ÇEVRE - 23 Mayıs 2019 Perşembe 10:58

(Özel) Manisa’nın akciğerleri onlara emanet

A
A
A
(Özel) Manisa’nın akciğerleri onlara emanet

Yaz aylarının başlamasıyla birlikte Manisa Orman İşletme Şefliği bünyesinde bulunan il genelindeki 9 yangın gözetleme kulesinde mesai başladı.

Yaz aylarının başlamasıyla birlikte Manisa Orman İşletme Şefliği bünyesinde bulunan il genelindeki 9 yangın gözetleme kulesinde mesai başladı. Ramazan dolayısıyla yangın sezonunun ilk iftarını birlikte yapan ekipler iftara dakikalar kala gelen yangın ihbarıyla hareketli dakikalar yaşarken, ihbarın asılsız çıkmasıyla rahat bir nefes aldı.


Mayıs ayının son haftalarıyla birlikte havaların ısınmasıyla yangın sezonu da açıldı. Manisa il genelinde bulunan 200 bin hektarlık ormanlık alan 9 kuleden 7/24 gözetleniyor. Oluşabilecek yangınlara karşı her an tetikte bekleyen gözetleme personelleri görevlerini fedakarlıkla sürdürüyor. Bazı dönemlerde günlerce ailelerinden uzakta kalan gözetleme personelleri yangın esnasında birimlerin yönlendirilmesinde de önemli bir rol oynuyor. Şüpheli bir dumanı hemen yangın söndürme birimlerine bildiren ekipler, yangın bölgesine yabancı olan söndürme ekiplerini de büyük bir titizlikle yönlendirerek yangının daha da büyümesinin önüne geçiyor.

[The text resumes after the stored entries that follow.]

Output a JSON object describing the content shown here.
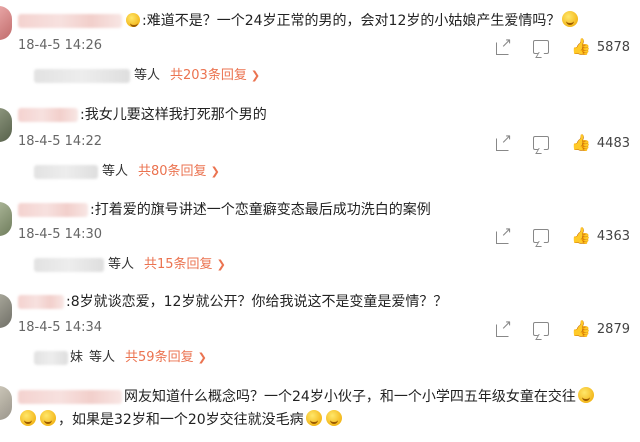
{
  "comments": [
    {
      "text": ":难道不是？一个24岁正常的男的，会对12岁的小姑娘产生爱情吗？",
      "time": "18-4-5 14:26",
      "likes": "5878",
      "replies": {
        "label": "等人",
        "count_text": "共203条回复"
      }
    },
    {
      "text": ":我女儿要这样我打死那个男的",
      "time": "18-4-5 14:22",
      "likes": "4483",
      "replies": {
        "label": "等人",
        "count_text": "共80条回复"
      }
    },
    {
      "text": ":打着爱的旗号讲述一个恋童癖变态最后成功洗白的案例",
      "time": "18-4-5 14:30",
      "likes": "4363",
      "replies": {
        "label": "等人",
        "count_text": "共15条回复"
      }
    },
    {
      "text": ":8岁就谈恋爱，12岁就公开？你给我说这不是变童是爱情？？",
      "time": "18-4-5 14:34",
      "likes": "2879",
      "replies": {
        "name_tail": "妹",
        "label": "等人",
        "count_text": "共59条回复"
      }
    },
    {
      "text": "网友知道什么概念吗？一个24岁小伙子，和一个小学四五年级女童在交往",
      "text2": "，如果是32岁和一个20岁交往就没毛病"
    }
  ]
}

Yangın sezonunda ilk iftar


Yangınların yoğun olarak yaşandığı mevsimde görevlerine başlayan personeller yangın gözetleme kulesinde ilk iftarını da yaptı. Manisa Orman İşletme Müdürlüğü Osmancalı Orman İşletme Şefliğine bağlı Çakmak Gözetleme Kulesinde 3 gözetleme personeli ve 6 yangın söndürme personeli yangın nöbetlerinin ilk iftarını birlikte yaptı.

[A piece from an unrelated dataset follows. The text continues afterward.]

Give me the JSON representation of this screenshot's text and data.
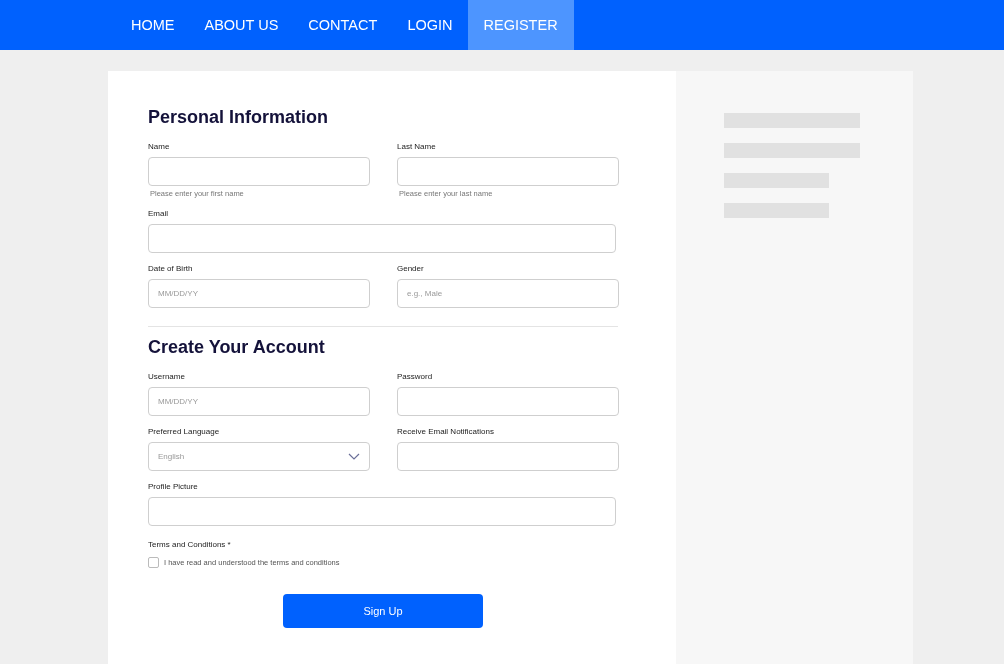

İftara dakikalar kala yangın ihbarı


İftar öncesi nöbetlerini bırakmayan personeller gelen ihbarları da değerlendirdi. İftara dakikalar kala yangın ihbarı alan kule personeli, Çakmak Yangın Ekibini de hemen yangın bölgesine sevk ederek ihbarı değerlendirdi. İhbarın asılsız çıkmasıyla birlikte rahat bir nefes alan kule personeli ve yangın söndürme ekipleri görev yerlerine geri gelerek normale döndü.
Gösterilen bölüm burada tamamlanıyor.